For nearby communities, this is not an abstract tech debate. It can look like another public meeting, another infrastructure promise, or another question about who gets priority when the weather turns dry.
Water positive is not magic
Amazon says it plans to be “water positive” by 2030. In practical terms, that means the company aims to return more water to communities and the environment than it uses in its data center operations.
The company says it was about three-quarters of the way to that goal in 2025. It also says its announced water projects are expected to return more than 5.8 billion gallons each year once fully running, and that recycled water is already used for cooling at 24 data centers.
Those projects can help. But restoring a watershed or funding reclaimed-water systems does not always refill the exact pipe, well, or river that feels pressure during the hottest week of the year.
Why transparency matters now
Amazon’s disclosure is a useful step because it gives the public a number to examine. For years, debates over cloud computing and AI infrastructure have often moved faster than local communities could get clear data.
The next step is comparability.
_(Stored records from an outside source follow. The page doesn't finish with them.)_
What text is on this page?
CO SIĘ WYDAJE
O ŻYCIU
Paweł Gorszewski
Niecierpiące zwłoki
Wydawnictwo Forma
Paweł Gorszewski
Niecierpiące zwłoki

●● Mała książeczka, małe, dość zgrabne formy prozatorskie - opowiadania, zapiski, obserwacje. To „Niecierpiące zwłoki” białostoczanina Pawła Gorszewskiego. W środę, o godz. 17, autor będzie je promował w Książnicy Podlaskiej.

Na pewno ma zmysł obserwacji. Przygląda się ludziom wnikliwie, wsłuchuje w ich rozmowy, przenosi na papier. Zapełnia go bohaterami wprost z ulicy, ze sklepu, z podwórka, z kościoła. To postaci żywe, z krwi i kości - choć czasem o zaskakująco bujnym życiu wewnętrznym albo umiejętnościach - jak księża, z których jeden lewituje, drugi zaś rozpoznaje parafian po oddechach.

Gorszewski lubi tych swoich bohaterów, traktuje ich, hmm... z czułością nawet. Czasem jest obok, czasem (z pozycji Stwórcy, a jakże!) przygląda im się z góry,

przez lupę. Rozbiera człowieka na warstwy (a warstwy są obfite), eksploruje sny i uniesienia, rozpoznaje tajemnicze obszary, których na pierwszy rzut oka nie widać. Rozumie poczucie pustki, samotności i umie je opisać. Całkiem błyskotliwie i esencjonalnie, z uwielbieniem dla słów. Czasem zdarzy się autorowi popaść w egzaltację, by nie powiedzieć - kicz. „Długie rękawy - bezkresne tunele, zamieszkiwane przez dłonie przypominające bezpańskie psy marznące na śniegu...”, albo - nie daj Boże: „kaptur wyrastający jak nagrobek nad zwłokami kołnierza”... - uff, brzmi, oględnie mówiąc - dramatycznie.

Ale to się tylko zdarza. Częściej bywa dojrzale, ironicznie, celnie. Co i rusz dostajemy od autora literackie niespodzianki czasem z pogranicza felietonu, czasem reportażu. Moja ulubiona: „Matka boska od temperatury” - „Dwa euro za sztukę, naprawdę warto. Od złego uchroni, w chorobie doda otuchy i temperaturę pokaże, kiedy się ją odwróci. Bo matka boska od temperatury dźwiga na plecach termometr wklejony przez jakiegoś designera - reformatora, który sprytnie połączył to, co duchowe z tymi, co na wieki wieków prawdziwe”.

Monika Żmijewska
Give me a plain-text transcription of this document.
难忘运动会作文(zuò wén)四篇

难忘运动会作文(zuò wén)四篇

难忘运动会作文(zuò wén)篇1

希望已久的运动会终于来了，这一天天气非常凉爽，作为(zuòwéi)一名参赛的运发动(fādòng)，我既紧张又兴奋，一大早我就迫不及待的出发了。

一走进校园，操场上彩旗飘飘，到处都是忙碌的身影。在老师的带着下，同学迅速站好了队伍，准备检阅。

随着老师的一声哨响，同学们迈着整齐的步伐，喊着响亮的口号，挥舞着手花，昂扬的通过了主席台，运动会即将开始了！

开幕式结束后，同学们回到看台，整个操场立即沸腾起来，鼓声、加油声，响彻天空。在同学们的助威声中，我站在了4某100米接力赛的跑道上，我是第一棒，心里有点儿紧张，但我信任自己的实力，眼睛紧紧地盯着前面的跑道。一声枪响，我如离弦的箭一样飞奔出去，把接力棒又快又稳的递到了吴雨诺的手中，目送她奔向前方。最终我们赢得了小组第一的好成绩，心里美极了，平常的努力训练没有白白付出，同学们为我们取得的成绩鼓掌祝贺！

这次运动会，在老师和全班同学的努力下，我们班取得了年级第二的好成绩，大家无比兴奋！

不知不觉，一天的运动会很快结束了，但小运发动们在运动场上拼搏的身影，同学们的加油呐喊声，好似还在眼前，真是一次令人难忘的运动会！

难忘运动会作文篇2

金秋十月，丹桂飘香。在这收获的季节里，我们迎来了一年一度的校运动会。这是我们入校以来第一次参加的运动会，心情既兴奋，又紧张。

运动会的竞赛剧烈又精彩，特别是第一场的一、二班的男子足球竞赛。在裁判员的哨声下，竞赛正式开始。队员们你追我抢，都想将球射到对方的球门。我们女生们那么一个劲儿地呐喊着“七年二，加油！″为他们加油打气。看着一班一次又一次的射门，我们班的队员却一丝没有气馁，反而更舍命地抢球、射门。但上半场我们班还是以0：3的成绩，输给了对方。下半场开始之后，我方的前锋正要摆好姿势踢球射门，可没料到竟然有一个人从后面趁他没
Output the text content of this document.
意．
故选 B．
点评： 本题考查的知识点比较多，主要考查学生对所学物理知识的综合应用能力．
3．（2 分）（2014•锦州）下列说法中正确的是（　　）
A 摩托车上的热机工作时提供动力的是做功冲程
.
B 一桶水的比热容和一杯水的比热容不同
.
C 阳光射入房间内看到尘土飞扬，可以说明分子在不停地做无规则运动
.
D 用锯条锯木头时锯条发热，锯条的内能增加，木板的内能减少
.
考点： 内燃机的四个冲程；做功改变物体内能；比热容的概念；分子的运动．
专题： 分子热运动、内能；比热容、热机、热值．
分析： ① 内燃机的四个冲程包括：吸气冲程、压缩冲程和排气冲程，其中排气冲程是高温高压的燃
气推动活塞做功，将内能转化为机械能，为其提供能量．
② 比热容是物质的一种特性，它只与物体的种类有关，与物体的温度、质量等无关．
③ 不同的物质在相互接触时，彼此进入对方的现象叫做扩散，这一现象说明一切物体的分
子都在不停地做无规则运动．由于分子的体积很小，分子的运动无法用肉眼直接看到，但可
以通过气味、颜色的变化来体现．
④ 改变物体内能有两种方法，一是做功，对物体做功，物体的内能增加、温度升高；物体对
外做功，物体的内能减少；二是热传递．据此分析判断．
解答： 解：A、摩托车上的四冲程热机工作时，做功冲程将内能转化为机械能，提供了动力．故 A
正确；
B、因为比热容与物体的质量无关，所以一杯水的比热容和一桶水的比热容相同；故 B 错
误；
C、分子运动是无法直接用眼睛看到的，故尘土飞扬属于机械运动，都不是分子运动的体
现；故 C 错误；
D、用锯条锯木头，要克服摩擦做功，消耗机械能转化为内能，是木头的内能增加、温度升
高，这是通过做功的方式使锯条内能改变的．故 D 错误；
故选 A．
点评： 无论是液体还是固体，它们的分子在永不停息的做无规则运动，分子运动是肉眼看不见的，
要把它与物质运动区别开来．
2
Residents, regulators, and utilities need reporting that shows not only annual totals, but where the water comes from, how much is reused, and what happens during heat waves.
At the end of the day, the question is not whether data centers should exist. It is whether the digital systems we rely on can grow without leaving some communities carrying the hidden water bill.
The official disclosure has been published by About Amazon.